How this skill works

The skill connects to X/Twitter using provided API credentials and the tweepy Python client to call v2 endpoints. It exposes CLI-style commands for posting tweets (with media), replying, creating threads, reading timelines/mentions/DMs, searching, fetching user/tweet details, and pulling tweet analytics. The implementation respects API tiers and rate limits, includes retry logic for transient failures, and requires OAuth 1.0a user context for DM/send operations.

When to use it

  • Post, schedule, or bulk-publish tweets and image/media attachments.
  • Read your timeline, mentions, or direct messages programmatically.
  • Reply to tweets or publish threaded content longer than 280 characters.
  • Search for tweets, users, or hashtags with advanced operators.
  • Retrieve engagement and analytics for specific tweets to measure performance.

Best practices

  • Store credentials securely (environment variables or a protected config file) and avoid committing keys to source control.
  • Use the bearer token for read-only operations; use OAuth 1.0a credentials for DMs and write actions when required.
  • Respect API rate limits and design retries with exponential backoff when receiving 429 or transient errors.
  • Keep media files within platform limits (images <5MB, GIFs <15MB, videos <512MB) and resize before upload.
  • Avoid posting duplicate content to prevent 422 errors; batch or schedule posts to stay under write quotas.

Example use cases

  • Post a single tweet or multiple-image tweet from a script or CI pipeline.
  • Monitor mentions and automatically reply or triage customer support messages.
  • Search recent tweets about a campaign hashtag and pull engagement metrics for reporting.
  • Send targeted DMs to users during a promo using OAuth user credentials.
  • Archive timeline or mentions periodically for backup and analysis.

FAQ

What credentials are required?

Provide API key, API secret, access token, and access secret for full read/write and DM capabilities; a bearer token suffices for many read-only operations.

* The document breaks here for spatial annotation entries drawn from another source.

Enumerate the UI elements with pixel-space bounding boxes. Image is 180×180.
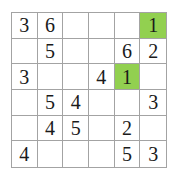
cell-r1c6[interactable]: 1 — [140, 13, 166, 39]
cell-r3c5[interactable]: 1 — [115, 64, 141, 90]
cell-r6c6[interactable]: 3 — [140, 141, 166, 167]
cell-r4c4[interactable] — [89, 90, 115, 116]
cell-r3c1[interactable]: 3 — [12, 64, 38, 90]
cell-r2c6[interactable]: 2 — [140, 39, 166, 65]
cell-r1c5[interactable] — [115, 13, 141, 39]
cell-r1c3[interactable] — [63, 13, 89, 39]
cell-r2c2[interactable]: 5 — [38, 39, 64, 65]
cell-r6c5[interactable]: 5 — [115, 141, 141, 167]
cell-r6c3[interactable] — [63, 141, 89, 167]
cell-r6c1[interactable]: 4 — [12, 141, 38, 167]
cell-r6c2[interactable] — [38, 141, 64, 167]
cell-r4c3[interactable]: 4 — [63, 90, 89, 116]
cell-r4c1[interactable] — [12, 90, 38, 116]
cell-r4c2[interactable]: 5 — [38, 90, 64, 116]
cell-r3c6[interactable] — [140, 64, 166, 90]
cell-r2c4[interactable] — [89, 39, 115, 65]
cell-r5c6[interactable] — [140, 116, 166, 142]
cell-r1c4[interactable] — [89, 13, 115, 39]
cell-r4c6[interactable]: 3 — [140, 90, 166, 116]
cell-r2c3[interactable] — [63, 39, 89, 65]
cell-r4c5[interactable] — [115, 90, 141, 116]
cell-r1c1[interactable]: 3 — [12, 13, 38, 39]
cell-r2c1[interactable] — [12, 39, 38, 65]
cell-r3c4[interactable]: 4 — [89, 64, 115, 90]
cell-r5c5[interactable]: 2 — [115, 116, 141, 142]
cell-r5c4[interactable] — [89, 116, 115, 142]
cell-r5c3[interactable]: 5 — [63, 116, 89, 142]
cell-r3c3[interactable] — [63, 64, 89, 90]
cell-r1c2[interactable]: 6 — [38, 13, 64, 39]
cell-r6c4[interactable] — [89, 141, 115, 167]
cell-r5c1[interactable] — [12, 116, 38, 142]
cell-r5c2[interactable]: 4 — [38, 116, 64, 142]
cell-r3c2[interactable] — [38, 64, 64, 90]
puzzle-board: 3 6 1 5 6 2 3 4 1 5 4 3 4 5 2 4 5 3 — [11, 12, 167, 168]
cell-r2c5[interactable]: 6 — [115, 39, 141, 65]
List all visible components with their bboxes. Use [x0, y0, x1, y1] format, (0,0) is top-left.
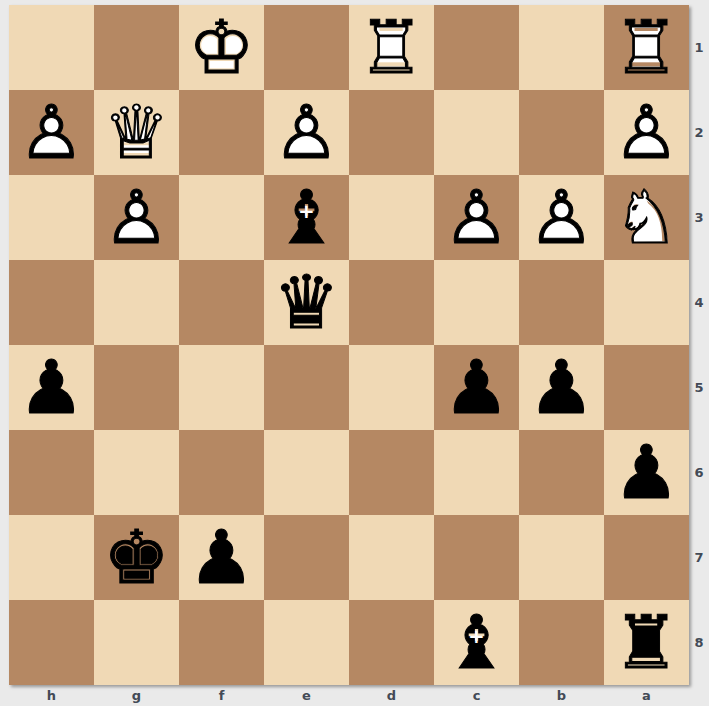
- square-h4[interactable]: [9, 260, 94, 345]
- square-b8[interactable]: [519, 600, 604, 685]
- file-label-f: f: [179, 685, 264, 706]
- black-bishop-c8[interactable]: ♝+: [434, 600, 519, 685]
- square-b2[interactable]: [519, 90, 604, 175]
- square-b6[interactable]: [519, 430, 604, 515]
- square-e4[interactable]: ♛: [264, 260, 349, 345]
- square-d4[interactable]: [349, 260, 434, 345]
- file-label-d: d: [349, 685, 434, 706]
- square-h2[interactable]: ♟♙: [9, 90, 94, 175]
- square-a1[interactable]: ♜♖: [604, 5, 689, 90]
- square-c7[interactable]: [434, 515, 519, 600]
- rank-label-3: 3: [689, 175, 709, 260]
- rank-label-7: 7: [689, 515, 709, 600]
- square-a2[interactable]: ♟♙: [604, 90, 689, 175]
- square-h8[interactable]: [9, 600, 94, 685]
- piece-glyph: ♟: [179, 515, 264, 600]
- square-a6[interactable]: ♟: [604, 430, 689, 515]
- rank-label-6: 6: [689, 430, 709, 515]
- square-f2[interactable]: [179, 90, 264, 175]
- piece-outline-glyph: ♖: [349, 5, 434, 90]
- rank-label-5: 5: [689, 345, 709, 430]
- square-d1[interactable]: ♜♖: [349, 5, 434, 90]
- square-g3[interactable]: ♟♙: [94, 175, 179, 260]
- square-g8[interactable]: [94, 600, 179, 685]
- file-label-b: b: [519, 685, 604, 706]
- black-pawn-a6[interactable]: ♟: [604, 430, 689, 515]
- black-queen-e4[interactable]: ♛: [264, 260, 349, 345]
- square-c4[interactable]: [434, 260, 519, 345]
- rank-label-1: 1: [689, 5, 709, 90]
- square-a8[interactable]: ♜: [604, 600, 689, 685]
- piece-glyph: ♟: [519, 345, 604, 430]
- square-c5[interactable]: ♟: [434, 345, 519, 430]
- piece-outline-glyph: ♖: [604, 5, 689, 90]
- rank-label-2: 2: [689, 90, 709, 175]
- piece-outline-glyph: ♙: [264, 90, 349, 175]
- square-d2[interactable]: [349, 90, 434, 175]
- square-d6[interactable]: [349, 430, 434, 515]
- square-a4[interactable]: [604, 260, 689, 345]
- square-e5[interactable]: [264, 345, 349, 430]
- bishop-cross-detail: +: [264, 201, 349, 221]
- piece-outline-glyph: ♙: [9, 90, 94, 175]
- piece-outline-glyph: ♙: [434, 175, 519, 260]
- square-h7[interactable]: [9, 515, 94, 600]
- square-g1[interactable]: [94, 5, 179, 90]
- square-b3[interactable]: ♟♙: [519, 175, 604, 260]
- square-g6[interactable]: [94, 430, 179, 515]
- white-queen-g2[interactable]: ♛♕: [94, 90, 179, 175]
- black-king-g7[interactable]: ♚: [94, 515, 179, 600]
- file-label-e: e: [264, 685, 349, 706]
- square-a3[interactable]: ♞♘: [604, 175, 689, 260]
- square-a5[interactable]: [604, 345, 689, 430]
- square-b5[interactable]: ♟: [519, 345, 604, 430]
- square-d7[interactable]: [349, 515, 434, 600]
- piece-outline-glyph: ♕: [94, 90, 179, 175]
- square-g5[interactable]: [94, 345, 179, 430]
- white-pawn-h2[interactable]: ♟♙: [9, 90, 94, 175]
- piece-outline-glyph: ♔: [179, 5, 264, 90]
- white-rook-d1[interactable]: ♜♖: [349, 5, 434, 90]
- black-pawn-c5[interactable]: ♟: [434, 345, 519, 430]
- piece-glyph: ♛: [264, 260, 349, 345]
- square-e1[interactable]: [264, 5, 349, 90]
- square-h6[interactable]: [9, 430, 94, 515]
- white-knight-a3[interactable]: ♞♘: [604, 175, 689, 260]
- rank-label-4: 4: [689, 260, 709, 345]
- square-e3[interactable]: ♝+: [264, 175, 349, 260]
- file-label-c: c: [434, 685, 519, 706]
- white-king-f1[interactable]: ♚♔: [179, 5, 264, 90]
- file-labels: hgfedcba: [9, 685, 689, 706]
- square-e8[interactable]: [264, 600, 349, 685]
- piece-glyph: ♚: [94, 515, 179, 600]
- square-d3[interactable]: [349, 175, 434, 260]
- square-b4[interactable]: [519, 260, 604, 345]
- piece-outline-glyph: ♙: [604, 90, 689, 175]
- rank-labels: 12345678: [689, 5, 709, 685]
- bishop-cross-detail: +: [434, 626, 519, 646]
- square-d5[interactable]: [349, 345, 434, 430]
- piece-outline-glyph: ♘: [604, 175, 689, 260]
- chess-board: ♚♔♜♖♜♖♟♙♛♕♟♙♟♙♟♙♝+♟♙♟♙♞♘♛♟♟♟♟♚♟♝+♜: [9, 5, 689, 685]
- white-pawn-c3[interactable]: ♟♙: [434, 175, 519, 260]
- file-label-h: h: [9, 685, 94, 706]
- white-pawn-a2[interactable]: ♟♙: [604, 90, 689, 175]
- square-h3[interactable]: [9, 175, 94, 260]
- square-h1[interactable]: [9, 5, 94, 90]
- square-b7[interactable]: [519, 515, 604, 600]
- black-pawn-b5[interactable]: ♟: [519, 345, 604, 430]
- file-label-a: a: [604, 685, 689, 706]
- piece-glyph: ♜: [604, 600, 689, 685]
- black-rook-a8[interactable]: ♜: [604, 600, 689, 685]
- square-b1[interactable]: [519, 5, 604, 90]
- piece-glyph: ♟: [9, 345, 94, 430]
- square-e7[interactable]: [264, 515, 349, 600]
- white-pawn-b3[interactable]: ♟♙: [519, 175, 604, 260]
- square-f3[interactable]: [179, 175, 264, 260]
- black-pawn-h5[interactable]: ♟: [9, 345, 94, 430]
- piece-outline-glyph: ♙: [519, 175, 604, 260]
- white-rook-a1[interactable]: ♜♖: [604, 5, 689, 90]
- square-h5[interactable]: ♟: [9, 345, 94, 430]
- square-c2[interactable]: [434, 90, 519, 175]
- square-a7[interactable]: [604, 515, 689, 600]
- square-f6[interactable]: [179, 430, 264, 515]
- square-d8[interactable]: [349, 600, 434, 685]
- piece-glyph: ♟: [604, 430, 689, 515]
- square-g7[interactable]: ♚: [94, 515, 179, 600]
- square-e2[interactable]: ♟♙: [264, 90, 349, 175]
- rank-label-8: 8: [689, 600, 709, 685]
- square-c6[interactable]: [434, 430, 519, 515]
- square-c1[interactable]: [434, 5, 519, 90]
- square-c8[interactable]: ♝+: [434, 600, 519, 685]
- square-f5[interactable]: [179, 345, 264, 430]
- black-bishop-e3[interactable]: ♝+: [264, 175, 349, 260]
- piece-glyph: ♟: [434, 345, 519, 430]
- white-pawn-e2[interactable]: ♟♙: [264, 90, 349, 175]
- black-pawn-f7[interactable]: ♟: [179, 515, 264, 600]
- square-g4[interactable]: [94, 260, 179, 345]
- square-f1[interactable]: ♚♔: [179, 5, 264, 90]
- square-c3[interactable]: ♟♙: [434, 175, 519, 260]
- square-g2[interactable]: ♛♕: [94, 90, 179, 175]
- square-f8[interactable]: [179, 600, 264, 685]
- white-pawn-g3[interactable]: ♟♙: [94, 175, 179, 260]
- square-f4[interactable]: [179, 260, 264, 345]
- file-label-g: g: [94, 685, 179, 706]
- square-e6[interactable]: [264, 430, 349, 515]
- square-f7[interactable]: ♟: [179, 515, 264, 600]
- piece-outline-glyph: ♙: [94, 175, 179, 260]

Can I post media with tweets?

Yes. The skill supports image and video uploads within Twitter's size limits; multiple images and GIFs are supported per API rules.

What happens when I hit rate limits?

The scripts include retry logic, but you should implement exponential backoff and upgrade your API tier or reduce request frequency if limits are regularly reached.